The Secat project on oxidative melt loss will reveal fundamental understanding of the reduction of waste, called dross, which is formed in the aluminum melting process. Implementation of this project would lead to energy savings of 58 trillion Btu by the year 2020, Das said. A savings of 58 trillion Btu is the equivalent to the energy required for burning 15 million 100-watt light bulbs continuously for one year.

The second project will assist the aluminum industry in reducing the incidence of ingot cracks from the current level of 5 percent down to 2 percent. Ingot cracking is caused by stresses that are developed in casting operations. Implementation of the results of the research will lead to energy savings in excess of 6 trillion Btu by the year 2020, Das said. Six trillion Btu would provide one year’s energy requirements for a city with a population of 170,000.

Both projects will involve three national laboratories: Oak Ridge, Tennessee; Argonne, Chicago, Ill.; and Albany, Oregon.
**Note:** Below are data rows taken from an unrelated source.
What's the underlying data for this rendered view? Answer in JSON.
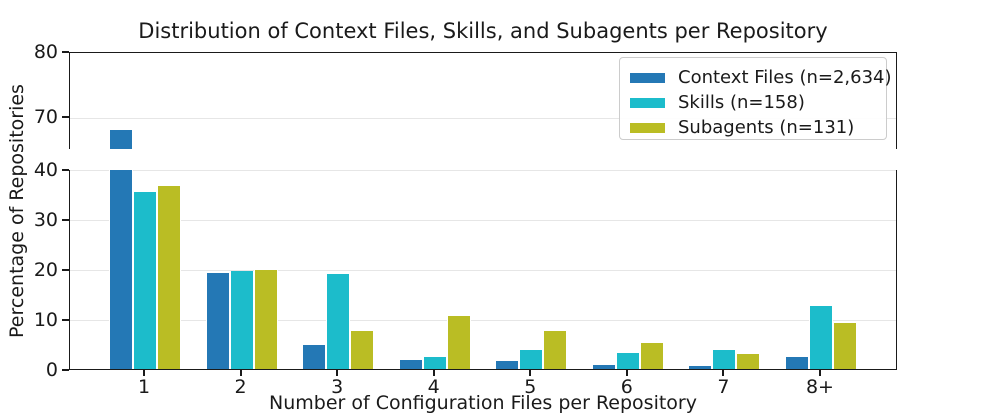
{
  "chart_data": {
    "type": "bar",
    "title": "Distribution of Context Files, Skills, and Subagents per Repository",
    "xlabel": "Number of Configuration Files per Repository",
    "ylabel": "Percentage of Repositories",
    "categories": [
      "1",
      "2",
      "3",
      "4",
      "5",
      "6",
      "7",
      "8+"
    ],
    "series": [
      {
        "name": "Context Files (n=2,634)",
        "color": "#2478B5",
        "values": [
          67.9,
          19.2,
          4.9,
          1.8,
          1.6,
          0.9,
          0.7,
          2.4
        ]
      },
      {
        "name": "Skills (n=158)",
        "color": "#1CBCCB",
        "values": [
          35.4,
          19.6,
          19.0,
          2.5,
          3.8,
          3.2,
          3.8,
          12.7
        ]
      },
      {
        "name": "Subagents (n=131)",
        "color": "#BABD24",
        "values": [
          36.6,
          19.8,
          7.6,
          10.7,
          7.6,
          5.3,
          3.1,
          9.2
        ]
      }
    ],
    "broken_axis": {
      "top_ylim": [
        65,
        80
      ],
      "bottom_ylim": [
        0,
        40
      ],
      "top_ticks": [
        80,
        70
      ],
      "bottom_ticks": [
        40,
        30,
        20,
        10,
        0
      ]
    },
    "grid": "horizontal",
    "legend_position": "upper right",
    "axis_color": "#1a1a1a",
    "gridline_color": "#e6e6e6"
  }
}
CAT at UK is the university partner.

Aluminum companies involved in the projects are: Alcan Aluminum Corp.; ARCO Aluminum, Inc.; Commonwealth Aluminum; Hydro Aluminum, Louisville, Inc.; IMCO Recycling, Inc.; Logan Aluminum, Inc.; McCook Metals; NSA Division of Southwire Co.; and Wagstaff. All of these companies are based in Kentucky or have connections to the Bluegrass state.

Secat provides space, hardware and support service to individual companies and university researchers. At Secat, personnel from the university and from the private sector collaborate on projects while individual companies develop proprietary projects. Secat manages the Coldstream facility and coordinates non-university resources in the pursuit of specific research goals.